Sorry for the dumb question, but, when I try to add function handle constraints, my state is converted to a TaylorVar. For example, I make a constraint:

constraint = FunctionHandleConstraint(lb, ub, 10, @(state)positionDiff(plant, frame_name, point_in_frame, target_point, state), 0); (I don't think all the constraint parameterization here is important, but if you want I can post the function.)

Then, I add it to my program:

prog = prog.addConstraint(constraint, [last_x_inds; prog.param_inds(:)]); However, in the function positionDiff (which I have defined), state gets passed in as a TaylorVar.

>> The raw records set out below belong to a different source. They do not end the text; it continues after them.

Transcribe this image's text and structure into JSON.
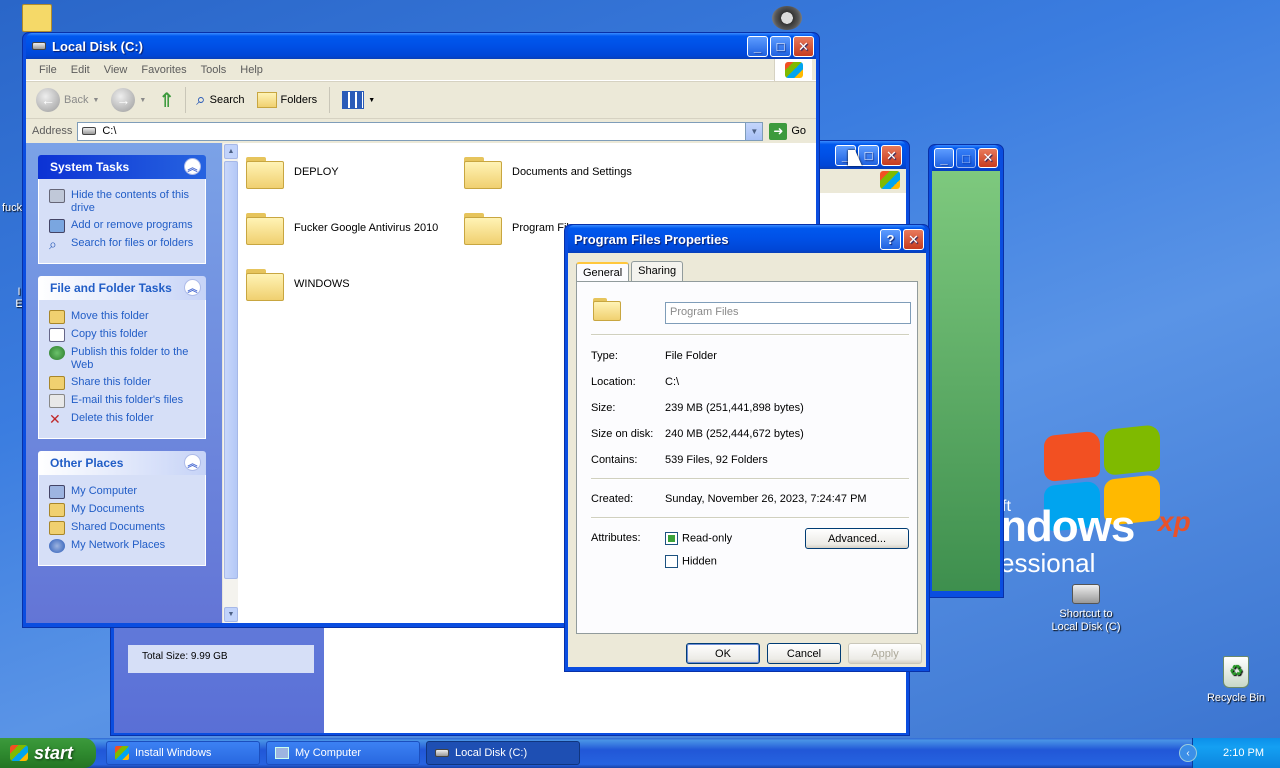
{
  "desktop": {
    "partial_label_left": "fuck",
    "partial_label_left2": "I\nE",
    "logo_ft": "ft",
    "logo_main": "ndows",
    "logo_xp": "xp",
    "logo_sub": "essional",
    "icons": [
      {
        "label": "Shortcut to\nLocal Disk (C)"
      },
      {
        "label": "Recycle Bin"
      }
    ],
    "behind_window_text": "Total Size: 9.99 GB"
  },
  "explorer": {
    "title": "Local Disk (C:)",
    "menu": [
      "File",
      "Edit",
      "View",
      "Favorites",
      "Tools",
      "Help"
    ],
    "toolbar": {
      "back": "Back",
      "search": "Search",
      "folders": "Folders"
    },
    "address_label": "Address",
    "address_value": "C:\\",
    "go_label": "Go",
    "system_tasks": {
      "title": "System Tasks",
      "items": [
        "Hide the contents of this drive",
        "Add or remove programs",
        "Search for files or folders"
      ]
    },
    "file_tasks": {
      "title": "File and Folder Tasks",
      "items": [
        "Move this folder",
        "Copy this folder",
        "Publish this folder to the Web",
        "Share this folder",
        "E-mail this folder's files",
        "Delete this folder"
      ]
    },
    "other_places": {
      "title": "Other Places",
      "items": [
        "My Computer",
        "My Documents",
        "Shared Documents",
        "My Network Places"
      ]
    },
    "files": [
      "DEPLOY",
      "Documents and Settings",
      "Fucker Google Antivirus 2010",
      "Program Fil",
      "WINDOWS"
    ]
  },
  "properties": {
    "title": "Program Files Properties",
    "tabs": [
      "General",
      "Sharing"
    ],
    "name_value": "Program Files",
    "type_label": "Type:",
    "type_value": "File Folder",
    "location_label": "Location:",
    "location_value": "C:\\",
    "size_label": "Size:",
    "size_value": "239 MB (251,441,898 bytes)",
    "size_on_disk_label": "Size on disk:",
    "size_on_disk_value": "240 MB (252,444,672 bytes)",
    "contains_label": "Contains:",
    "contains_value": "539 Files, 92 Folders",
    "created_label": "Created:",
    "created_value": "Sunday, November 26, 2023, 7:24:47 PM",
    "attributes_label": "Attributes:",
    "readonly_label": "Read-only",
    "hidden_label": "Hidden",
    "advanced_label": "Advanced...",
    "ok_label": "OK",
    "cancel_label": "Cancel",
    "apply_label": "Apply"
  },
  "taskbar": {
    "start_label": "start",
    "tasks": [
      "Install Windows",
      "My Computer",
      "Local Disk (C:)"
    ],
    "clock": "2:10 PM"
  }
}
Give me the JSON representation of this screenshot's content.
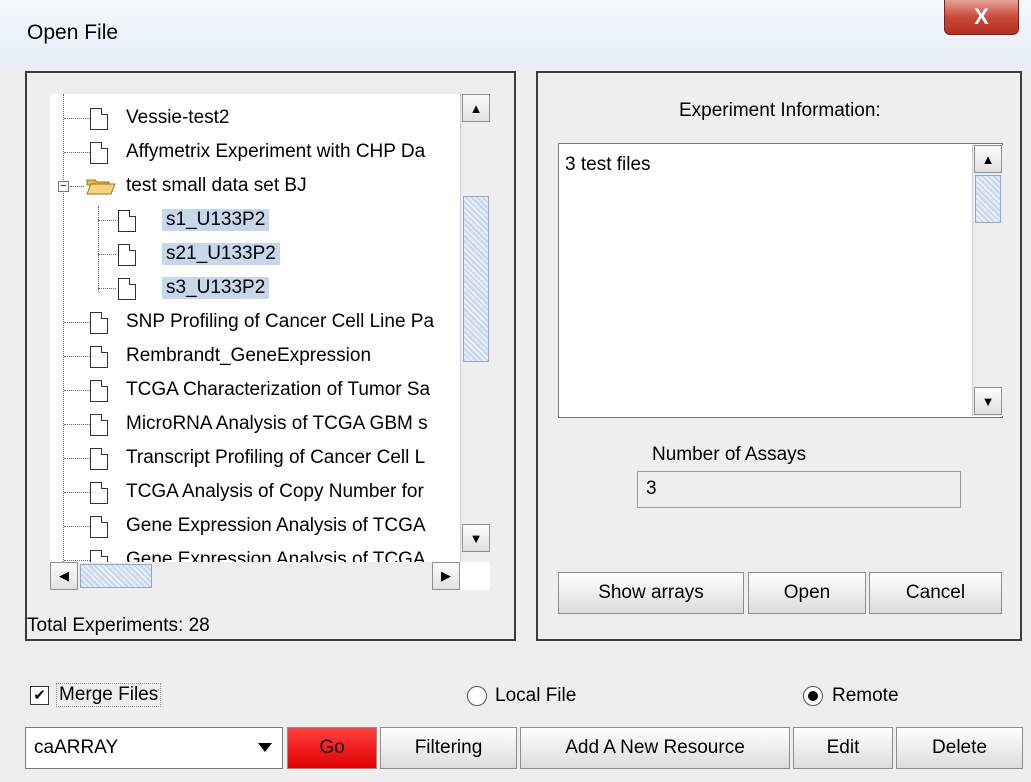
{
  "window": {
    "title": "Open File",
    "close_label": "X"
  },
  "tree": {
    "items": [
      {
        "label": "Vessie-test2",
        "type": "file",
        "selected": false
      },
      {
        "label": "Affymetrix Experiment with CHP Da",
        "type": "file",
        "selected": false
      },
      {
        "label": "test small data set BJ",
        "type": "folder",
        "expanded": true
      },
      {
        "label": "s1_U133P2",
        "type": "file",
        "selected": true,
        "child": true
      },
      {
        "label": "s21_U133P2",
        "type": "file",
        "selected": true,
        "child": true
      },
      {
        "label": "s3_U133P2",
        "type": "file",
        "selected": true,
        "child": true
      },
      {
        "label": "SNP Profiling of Cancer Cell Line Pa",
        "type": "file",
        "selected": false
      },
      {
        "label": "Rembrandt_GeneExpression",
        "type": "file",
        "selected": false
      },
      {
        "label": "TCGA Characterization of Tumor Sa",
        "type": "file",
        "selected": false
      },
      {
        "label": "MicroRNA  Analysis of TCGA GBM s",
        "type": "file",
        "selected": false
      },
      {
        "label": "Transcript Profiling of Cancer Cell L",
        "type": "file",
        "selected": false
      },
      {
        "label": "TCGA Analysis of Copy Number for",
        "type": "file",
        "selected": false
      },
      {
        "label": "Gene Expression Analysis of TCGA",
        "type": "file",
        "selected": false
      },
      {
        "label": "Gene Expression Analysis of TCGA",
        "type": "file",
        "selected": false
      }
    ]
  },
  "total_experiments": "Total Experiments: 28",
  "experiment_info": {
    "label": "Experiment Information:",
    "text": "3 test files"
  },
  "assays": {
    "label": "Number of Assays",
    "value": "3"
  },
  "buttons": {
    "show_arrays": "Show arrays",
    "open": "Open",
    "cancel": "Cancel",
    "go": "Go",
    "filtering": "Filtering",
    "add_resource": "Add A New Resource",
    "edit": "Edit",
    "delete": "Delete"
  },
  "options": {
    "merge_files": {
      "label": "Merge Files",
      "checked": true
    },
    "local_file": {
      "label": "Local File",
      "checked": false
    },
    "remote": {
      "label": "Remote",
      "checked": true
    }
  },
  "resource_select": {
    "value": "caARRAY"
  },
  "colors": {
    "selection": "#c6d7ec",
    "go_button": "#e00000",
    "close_button": "#c94a3a"
  }
}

I'm curious what the correct way to use this TaylorVar, then. I had planned on manipulating the state simply as a double (I thought I had done this correctly in the past but I never used addConstraint, only addStateConstraint, so I'm unsure if it's different). I can't pass in TaylorVar to plant.setParams(), so for my parameterization purposes, I can't use it like this. I also keep getting the following warning when I try to treat it like a double:

Warning: converting taylorvar to double even though it has non-zero gradients. gradient information will be lost!

In TaylorVar/double (line 47) In RigidBodyManipulator/forwardKin (line 127) In positionDiff (line 43) In

constructPositionDiffConstraint>@(state)positionDiff(plant,frame_name,point_in_frame,target_point,state)

(line 3)

In FunctionHandleConstraint/constraintEval (line 44) In Constraint>@(varargin)obj.constraintEval(varargin{:}) (line 123) In geval (line 171) In Constraint/eval (line 123) In NonlinearProgram/objectiveAndNonlinearConstraints (line 581) In NonlinearProgram/snopt/snopt_userfun (line 1314) In snoptUserfun (line 6) In NonlinearProgram/snopt (line 1377) In NonlinearProgram/solve (line 973) In DirectTrajectoryOptimization/solveTraj (line 188) In KinematicDirtranTest/solveTraj (line 82) In AcrobotPlantTest/swingUpTrajectoryKinematic (line 200) In runSwingUpKinematicTest (line 6) Is there a correct usage here? I imagine the gradient information is useful in some way for returning df in my constraint.